Question to the Department for Levelling Up, Housing & Communities:

To ask Her Majesty's Government what plans they have to suspend repossession of leasehold properties until potentially dangerous cladding in such properties has been replaced.


Answered by
Lord Greenhalgh Portrait
Lord Greenhalgh
This question was answered on 5th March 2021

The Government has announced a globally unprecedented investment in building safety and hundreds of thousands of leaseholders will be protected from the cost of replacing unsafe cladding on their homes.

On 10 February the Government announced it will provide an additional £3.5 billion grant funding for removal of unsafe cladding on buildings over 18 metres, which brings the total investment in building safety to an unprecedented £5 billion.

Lower-rise buildings between 11 and 18 metres, with a lower risk to safety, will gain new protection from the costs of cladding removal through a generous new financing scheme. As part of this financing scheme, no leaseholder will pay more than £50 per month towards the cost of cladding remediation.

This builds on steps already taken to support leaseholders, including £1.6 billion of funding to remediate unsafe cladding, the £30 million waking watch fund to help end excessive costs and new legislation in the Building Safety Bill which will ensure homes are made and kept safer in future.

The schemes will be launched in due course, and we will publish more details on how these will work as soon as we are in a position to do so.

The Government has worked with the lending industry and the regulators to prevent both homeowners and landlords from facing unaffordable bills or repossession if they can’t work, or if their tenants can’t pay rent due to the impact of coronavirus.

Mortgage holidays have been extended, with applications open to 31 March 2021. Borrowers that have been impacted by coronavirus and have not yet had a mortgage payment holiday will be entitled to a six-month holiday, and those that have already started a mortgage payment holiday will be able to top up to six months without this being recorded on their credit file.  Current FCA guidance states all mortgage holidays must end by 31 July, so while no one can have more than a six-month deferral, any consumer applying now for their first payment holiday will not be able to take the full six months. Information on mortgage payment holidays is set out on the FCA website: https://www.fca.org.uk/news/press-releases/fca-confirms-support-mortgage-borrowers-impacted-coronavirus

The FCA has been clear that for borrowers who have taken six months’ holiday and continue to face ongoing financial difficulties, firms should continue to provide support through tailored forbearance options. This could include granting new mortgage payment holidays. Mortgage customers in this situation should speak to their lender to discuss their options.
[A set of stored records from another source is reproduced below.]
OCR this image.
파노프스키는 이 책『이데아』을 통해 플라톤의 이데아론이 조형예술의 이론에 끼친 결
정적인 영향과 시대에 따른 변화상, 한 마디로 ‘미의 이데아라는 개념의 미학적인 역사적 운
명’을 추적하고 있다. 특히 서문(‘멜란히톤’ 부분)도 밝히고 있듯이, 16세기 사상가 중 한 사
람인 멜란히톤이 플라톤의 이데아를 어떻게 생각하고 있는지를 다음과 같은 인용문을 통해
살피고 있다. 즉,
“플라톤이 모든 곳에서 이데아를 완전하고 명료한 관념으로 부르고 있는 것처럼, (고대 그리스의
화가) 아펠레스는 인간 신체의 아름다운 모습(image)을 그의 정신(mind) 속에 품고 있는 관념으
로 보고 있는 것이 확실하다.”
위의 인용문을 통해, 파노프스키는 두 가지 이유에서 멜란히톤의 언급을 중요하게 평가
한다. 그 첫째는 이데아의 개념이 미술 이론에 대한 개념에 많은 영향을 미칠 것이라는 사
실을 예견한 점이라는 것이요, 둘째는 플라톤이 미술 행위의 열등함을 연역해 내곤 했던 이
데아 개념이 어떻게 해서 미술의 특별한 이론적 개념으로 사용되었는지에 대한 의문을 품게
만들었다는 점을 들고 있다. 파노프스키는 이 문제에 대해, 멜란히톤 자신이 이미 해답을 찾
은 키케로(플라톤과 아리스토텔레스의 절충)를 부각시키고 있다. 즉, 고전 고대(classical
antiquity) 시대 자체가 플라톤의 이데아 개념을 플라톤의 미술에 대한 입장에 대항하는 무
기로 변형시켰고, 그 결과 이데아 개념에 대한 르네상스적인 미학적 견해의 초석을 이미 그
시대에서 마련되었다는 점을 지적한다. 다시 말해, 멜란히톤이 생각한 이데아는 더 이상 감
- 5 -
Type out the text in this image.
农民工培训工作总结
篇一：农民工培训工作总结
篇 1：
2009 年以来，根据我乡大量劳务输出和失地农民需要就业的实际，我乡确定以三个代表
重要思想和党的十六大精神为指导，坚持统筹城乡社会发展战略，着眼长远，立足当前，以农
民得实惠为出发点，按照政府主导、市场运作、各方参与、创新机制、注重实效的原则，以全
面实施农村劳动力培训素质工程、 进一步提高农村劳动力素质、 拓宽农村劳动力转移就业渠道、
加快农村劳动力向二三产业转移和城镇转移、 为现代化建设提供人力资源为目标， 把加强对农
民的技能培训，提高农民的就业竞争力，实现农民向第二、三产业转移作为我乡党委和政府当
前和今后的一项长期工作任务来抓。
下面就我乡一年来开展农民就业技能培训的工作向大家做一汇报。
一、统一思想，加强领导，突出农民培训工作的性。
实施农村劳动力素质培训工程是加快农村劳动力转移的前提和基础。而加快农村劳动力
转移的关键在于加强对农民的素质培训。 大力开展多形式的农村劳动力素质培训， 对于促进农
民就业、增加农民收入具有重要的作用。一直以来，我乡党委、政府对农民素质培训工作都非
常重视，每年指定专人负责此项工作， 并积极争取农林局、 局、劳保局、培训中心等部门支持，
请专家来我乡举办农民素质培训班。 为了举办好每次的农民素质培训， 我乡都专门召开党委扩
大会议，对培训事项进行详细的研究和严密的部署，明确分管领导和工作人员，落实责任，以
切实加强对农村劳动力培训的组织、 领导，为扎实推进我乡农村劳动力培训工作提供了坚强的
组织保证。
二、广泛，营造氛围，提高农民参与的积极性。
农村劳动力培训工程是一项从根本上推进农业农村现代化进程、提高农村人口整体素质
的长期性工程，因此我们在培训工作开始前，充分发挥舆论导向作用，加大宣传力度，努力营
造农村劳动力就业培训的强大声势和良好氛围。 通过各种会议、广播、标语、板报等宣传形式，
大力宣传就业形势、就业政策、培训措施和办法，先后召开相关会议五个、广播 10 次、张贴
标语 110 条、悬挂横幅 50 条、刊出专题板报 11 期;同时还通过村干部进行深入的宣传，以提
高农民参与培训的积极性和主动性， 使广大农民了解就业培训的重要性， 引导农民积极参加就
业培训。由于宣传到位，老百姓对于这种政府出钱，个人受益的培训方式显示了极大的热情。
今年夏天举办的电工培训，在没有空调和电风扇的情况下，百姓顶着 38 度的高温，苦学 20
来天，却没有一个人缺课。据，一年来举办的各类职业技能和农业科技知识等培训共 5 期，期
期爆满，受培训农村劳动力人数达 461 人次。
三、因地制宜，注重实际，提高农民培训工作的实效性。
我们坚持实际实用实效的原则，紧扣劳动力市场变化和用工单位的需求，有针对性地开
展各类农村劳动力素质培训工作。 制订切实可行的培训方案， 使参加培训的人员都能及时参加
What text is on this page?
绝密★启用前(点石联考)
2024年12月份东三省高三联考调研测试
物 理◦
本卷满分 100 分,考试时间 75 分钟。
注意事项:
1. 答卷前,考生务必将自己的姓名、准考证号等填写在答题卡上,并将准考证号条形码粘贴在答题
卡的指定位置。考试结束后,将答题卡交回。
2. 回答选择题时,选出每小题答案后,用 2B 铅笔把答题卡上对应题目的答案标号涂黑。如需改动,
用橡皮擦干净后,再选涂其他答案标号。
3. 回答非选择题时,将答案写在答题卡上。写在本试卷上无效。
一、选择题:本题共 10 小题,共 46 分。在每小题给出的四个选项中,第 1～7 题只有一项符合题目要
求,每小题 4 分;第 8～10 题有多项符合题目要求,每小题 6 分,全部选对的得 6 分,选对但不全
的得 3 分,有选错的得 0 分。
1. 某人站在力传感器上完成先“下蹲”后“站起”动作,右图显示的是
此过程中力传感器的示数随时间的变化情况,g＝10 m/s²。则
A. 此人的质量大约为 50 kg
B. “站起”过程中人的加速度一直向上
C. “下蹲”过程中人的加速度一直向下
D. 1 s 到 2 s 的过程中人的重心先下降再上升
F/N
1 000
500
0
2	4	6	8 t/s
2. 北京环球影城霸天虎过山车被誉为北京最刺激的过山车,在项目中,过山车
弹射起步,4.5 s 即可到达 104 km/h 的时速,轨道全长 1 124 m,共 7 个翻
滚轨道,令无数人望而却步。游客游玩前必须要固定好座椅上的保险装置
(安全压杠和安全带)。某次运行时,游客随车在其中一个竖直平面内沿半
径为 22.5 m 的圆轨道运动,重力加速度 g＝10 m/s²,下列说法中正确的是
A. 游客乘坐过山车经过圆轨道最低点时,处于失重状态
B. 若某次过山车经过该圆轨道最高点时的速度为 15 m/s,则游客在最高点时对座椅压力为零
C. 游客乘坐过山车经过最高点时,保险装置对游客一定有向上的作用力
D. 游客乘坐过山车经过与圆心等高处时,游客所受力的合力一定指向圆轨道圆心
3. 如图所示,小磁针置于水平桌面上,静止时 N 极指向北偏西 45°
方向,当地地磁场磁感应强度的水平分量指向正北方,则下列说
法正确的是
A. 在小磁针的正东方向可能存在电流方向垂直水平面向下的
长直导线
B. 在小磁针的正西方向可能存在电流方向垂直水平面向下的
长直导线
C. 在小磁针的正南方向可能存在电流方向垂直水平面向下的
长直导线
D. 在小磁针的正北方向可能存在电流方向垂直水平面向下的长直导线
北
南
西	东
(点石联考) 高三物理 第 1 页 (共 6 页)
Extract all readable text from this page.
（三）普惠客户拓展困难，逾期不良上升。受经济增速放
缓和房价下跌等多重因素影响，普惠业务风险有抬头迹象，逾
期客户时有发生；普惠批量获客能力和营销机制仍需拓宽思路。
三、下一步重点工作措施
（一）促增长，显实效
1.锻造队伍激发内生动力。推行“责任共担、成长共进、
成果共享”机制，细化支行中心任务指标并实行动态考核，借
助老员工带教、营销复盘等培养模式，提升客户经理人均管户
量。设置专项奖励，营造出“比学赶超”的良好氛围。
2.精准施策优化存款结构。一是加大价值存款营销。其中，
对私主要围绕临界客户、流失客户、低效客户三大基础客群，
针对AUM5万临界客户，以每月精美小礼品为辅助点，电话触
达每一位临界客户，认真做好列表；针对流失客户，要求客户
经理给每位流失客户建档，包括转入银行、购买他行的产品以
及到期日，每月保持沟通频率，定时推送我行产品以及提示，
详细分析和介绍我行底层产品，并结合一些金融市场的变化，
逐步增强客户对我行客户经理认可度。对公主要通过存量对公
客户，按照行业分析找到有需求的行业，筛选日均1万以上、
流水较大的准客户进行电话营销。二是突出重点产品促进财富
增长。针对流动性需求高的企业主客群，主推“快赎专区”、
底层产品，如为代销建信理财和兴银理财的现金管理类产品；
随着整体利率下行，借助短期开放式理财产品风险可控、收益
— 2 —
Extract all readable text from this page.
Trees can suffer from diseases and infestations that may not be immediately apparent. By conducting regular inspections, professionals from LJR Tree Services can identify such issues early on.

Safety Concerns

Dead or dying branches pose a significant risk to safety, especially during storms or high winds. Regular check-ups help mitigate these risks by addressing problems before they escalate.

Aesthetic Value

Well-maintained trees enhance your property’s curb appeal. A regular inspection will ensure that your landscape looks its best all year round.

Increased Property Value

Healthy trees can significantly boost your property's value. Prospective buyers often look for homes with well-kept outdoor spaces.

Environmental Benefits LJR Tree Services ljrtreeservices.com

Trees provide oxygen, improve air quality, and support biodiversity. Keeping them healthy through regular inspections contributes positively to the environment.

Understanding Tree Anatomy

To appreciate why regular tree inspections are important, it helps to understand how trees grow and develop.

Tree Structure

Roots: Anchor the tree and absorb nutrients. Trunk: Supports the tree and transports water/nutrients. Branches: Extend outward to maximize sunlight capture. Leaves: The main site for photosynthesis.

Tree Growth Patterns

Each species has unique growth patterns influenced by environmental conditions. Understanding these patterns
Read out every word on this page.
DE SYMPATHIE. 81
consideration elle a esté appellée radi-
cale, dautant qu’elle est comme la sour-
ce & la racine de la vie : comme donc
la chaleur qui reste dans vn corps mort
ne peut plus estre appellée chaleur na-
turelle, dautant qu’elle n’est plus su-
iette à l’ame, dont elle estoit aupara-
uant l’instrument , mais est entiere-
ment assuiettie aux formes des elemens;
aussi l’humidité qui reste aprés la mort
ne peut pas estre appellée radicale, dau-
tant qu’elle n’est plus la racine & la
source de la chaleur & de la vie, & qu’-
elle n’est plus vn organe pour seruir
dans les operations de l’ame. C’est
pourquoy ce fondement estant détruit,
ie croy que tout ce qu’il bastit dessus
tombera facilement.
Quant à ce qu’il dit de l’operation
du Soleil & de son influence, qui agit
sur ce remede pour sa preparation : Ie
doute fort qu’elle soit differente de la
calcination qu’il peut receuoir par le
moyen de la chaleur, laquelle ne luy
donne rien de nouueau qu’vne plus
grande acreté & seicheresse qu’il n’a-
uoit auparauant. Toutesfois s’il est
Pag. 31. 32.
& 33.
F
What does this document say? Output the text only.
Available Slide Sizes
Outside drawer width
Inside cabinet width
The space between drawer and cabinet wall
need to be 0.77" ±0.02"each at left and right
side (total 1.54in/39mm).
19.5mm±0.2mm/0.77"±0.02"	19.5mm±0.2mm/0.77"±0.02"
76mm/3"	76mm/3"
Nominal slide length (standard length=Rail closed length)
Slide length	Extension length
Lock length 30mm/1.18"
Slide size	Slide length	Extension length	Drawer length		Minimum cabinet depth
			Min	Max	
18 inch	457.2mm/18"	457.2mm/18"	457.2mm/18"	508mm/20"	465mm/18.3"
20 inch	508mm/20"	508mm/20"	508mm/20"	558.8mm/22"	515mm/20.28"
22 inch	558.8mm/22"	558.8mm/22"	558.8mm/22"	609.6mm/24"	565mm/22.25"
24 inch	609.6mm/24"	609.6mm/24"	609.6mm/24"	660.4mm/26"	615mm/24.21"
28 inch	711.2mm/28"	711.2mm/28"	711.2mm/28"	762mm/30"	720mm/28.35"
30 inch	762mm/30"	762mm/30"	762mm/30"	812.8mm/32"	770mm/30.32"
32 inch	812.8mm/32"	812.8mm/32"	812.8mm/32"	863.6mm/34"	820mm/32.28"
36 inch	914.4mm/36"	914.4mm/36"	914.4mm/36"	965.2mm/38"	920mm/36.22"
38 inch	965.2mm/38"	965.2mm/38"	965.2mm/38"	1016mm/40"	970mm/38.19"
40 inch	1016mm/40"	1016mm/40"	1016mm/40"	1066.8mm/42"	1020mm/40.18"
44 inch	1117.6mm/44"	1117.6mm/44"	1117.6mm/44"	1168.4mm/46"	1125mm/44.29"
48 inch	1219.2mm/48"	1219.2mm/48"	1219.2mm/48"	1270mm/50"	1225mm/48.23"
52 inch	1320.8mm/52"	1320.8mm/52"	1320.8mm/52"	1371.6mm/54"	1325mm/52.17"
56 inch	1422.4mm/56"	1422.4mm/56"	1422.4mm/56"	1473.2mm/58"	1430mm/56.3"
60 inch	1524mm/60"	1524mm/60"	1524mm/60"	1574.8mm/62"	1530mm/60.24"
A mortgage holiday is not the right solution for everyone, and a prolonged payment deferral may not be in a consumer’s best interest - it is important to remember that whilst someone takes a payment holiday, they will still owe the amount they don’t pay during the deferral period, and interest will continue to accrue. Where consumers can afford to re-start mortgage payments, it is in their best interest to do so.